Re-identification of cross-modal target ships for onshore closed circuit television (CCTV) or ASV monitoring can be performed on detected targets to compensate for the single perspective of a vessel captured by a single camera. Such re-identification can be introduced into the multitarget tracking pipeline for long term tracking. Figure 4 shows the four key steps of vessel re-identification [49]: ship detection, feature extraction, feature transformation, and feature similarity metric learning.

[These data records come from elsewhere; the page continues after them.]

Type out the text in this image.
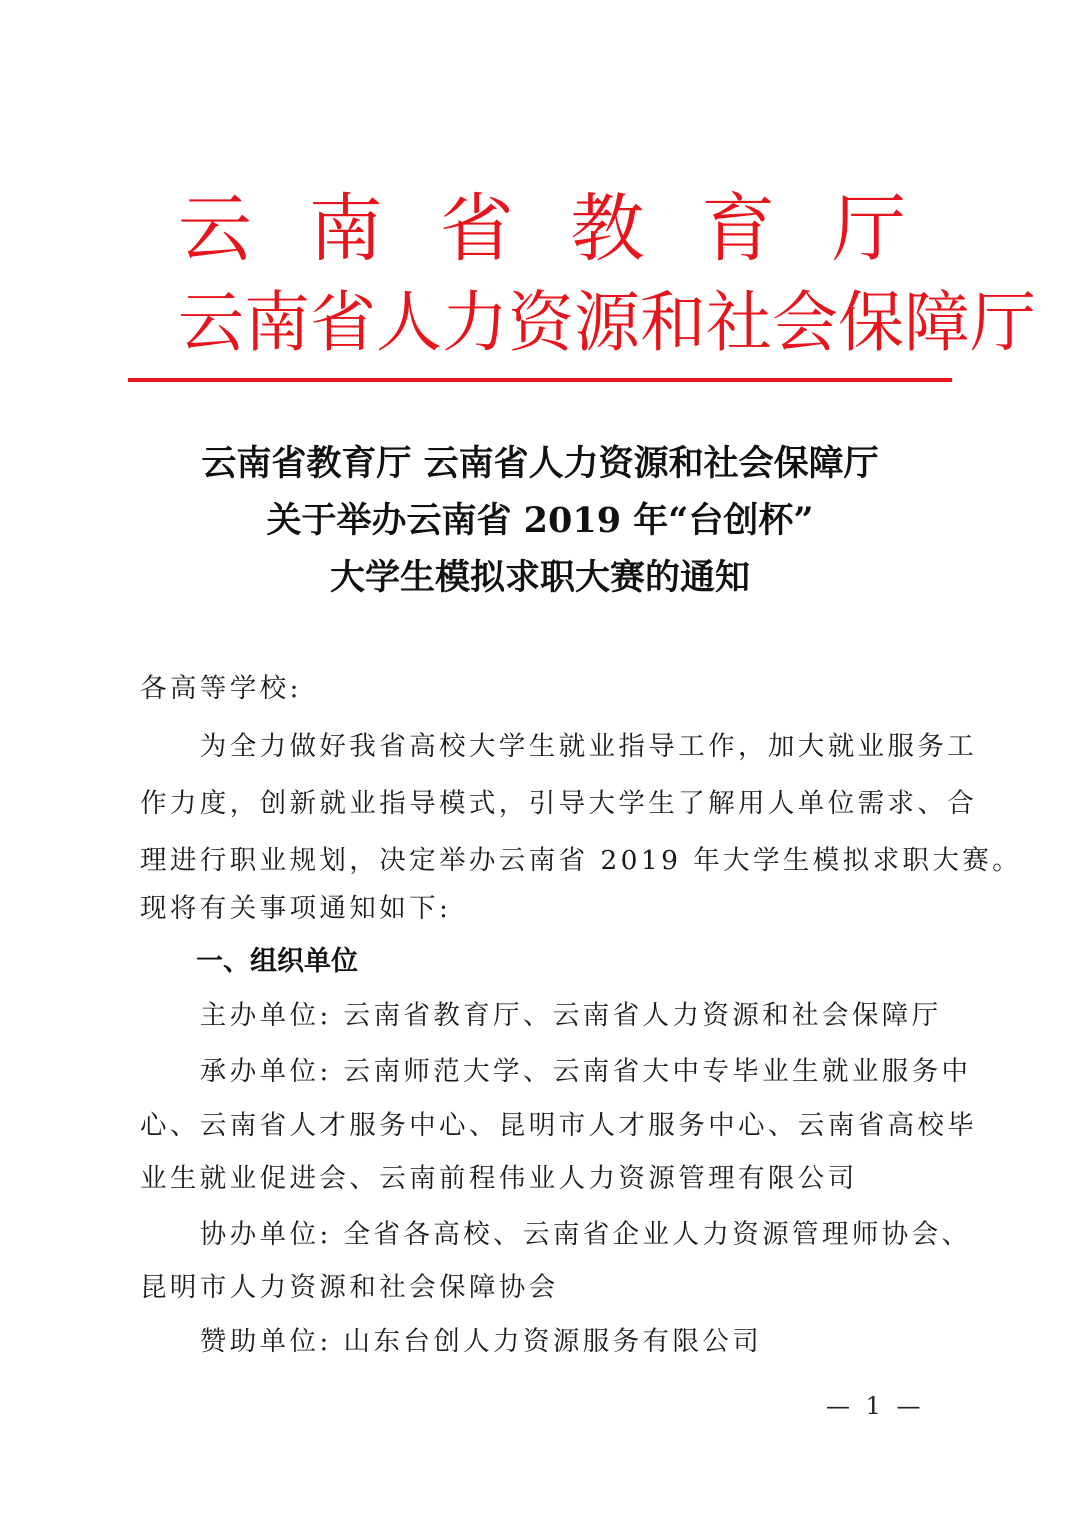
云 南 省 教 育 厅
云 南 省 人 力 资 源 和 社 会 保 障 厅
云南省教育厅 云南省人力资源和社会保障厅
关于举办云南省 2019 年“台创杯”
大学生模拟求职大赛的通知
各高等学校:
　　为全力做好我省高校大学生就业指导工作，加大就业服务工
作力度，创新就业指导模式，引导大学生了解用人单位需求、合
理进行职业规划，决定举办云南省 2019 年大学生模拟求职大赛。
现将有关事项通知如下:
一、组织单位
　　主办单位: 云南省教育厅、云南省人力资源和社会保障厅
　　承办单位: 云南师范大学、云南省大中专毕业生就业服务中
心、云南省人才服务中心、昆明市人才服务中心、云南省高校毕
业生就业促进会、云南前程伟业人力资源管理有限公司
　　协办单位: 全省各高校、云南省企业人力资源管理师协会、
昆明市人力资源和社会保障协会
　　赞助单位: 山东台创人力资源服务有限公司
— 1 —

Visual information of ships is different from the visual information of pedestrians, vehicles, and even rare animals in two significant areas when considering re-identification. Ships are much greater in size and differ in perspective due to changes in viewpoint. Thus, we cannot simply adopt or modify a target re-identification algorithm from another application to migrate it to identification of a target ship. Wang et al. focused on feature extraction in their review of deep network models for maritime target recognition, which provides a valuable reference for research in this field [51]. For feature extraction, introducing orthogonal moment methods, such as Zemike moment [52] and Hu moment [53], for feature extraction and fusing them with features extracted by CNN can significantly improve the accuracy of ship recognition. Resnet-50, VGG-16, and DenseNet-121 were used as feature extractors on the Boat Re-ID dataset built by Spagnolof et al. [54], and the results show that ResNet-50 achieved the best results among the three. By estimating the position and the orientation of the target-ship in the image, Ghahremani et al. re-identified it using a TriNet model [48]. On the common object dataset (MSCOCO) and two maritime-domain datasets (i.e., IPATCH and MarDCT), Heyse et al. explored a domain-adaption method for the fine-grained identification of ship categories [55]. Groot et al. re-identified target ships imaged from multiple cameras by matching vessel tracks and time filtering, among other methods [56]. They divided the known distance between fixed point cameras by the navigation time to estimate the target speed. The authors in [49] proposed a multiview feature learning framework that combined global and discriminative local features. The framework combined the cross-entropy loss with the proposed orientation quintuple (O-Quin) loss. The inherent features of ship appearance were fully exploited, and the algorithm for learning multiview representation was refined and optimized for vessel re-identification. The discriminative features detection model and the viewpoint estimation model were embedded to create an integrated framework.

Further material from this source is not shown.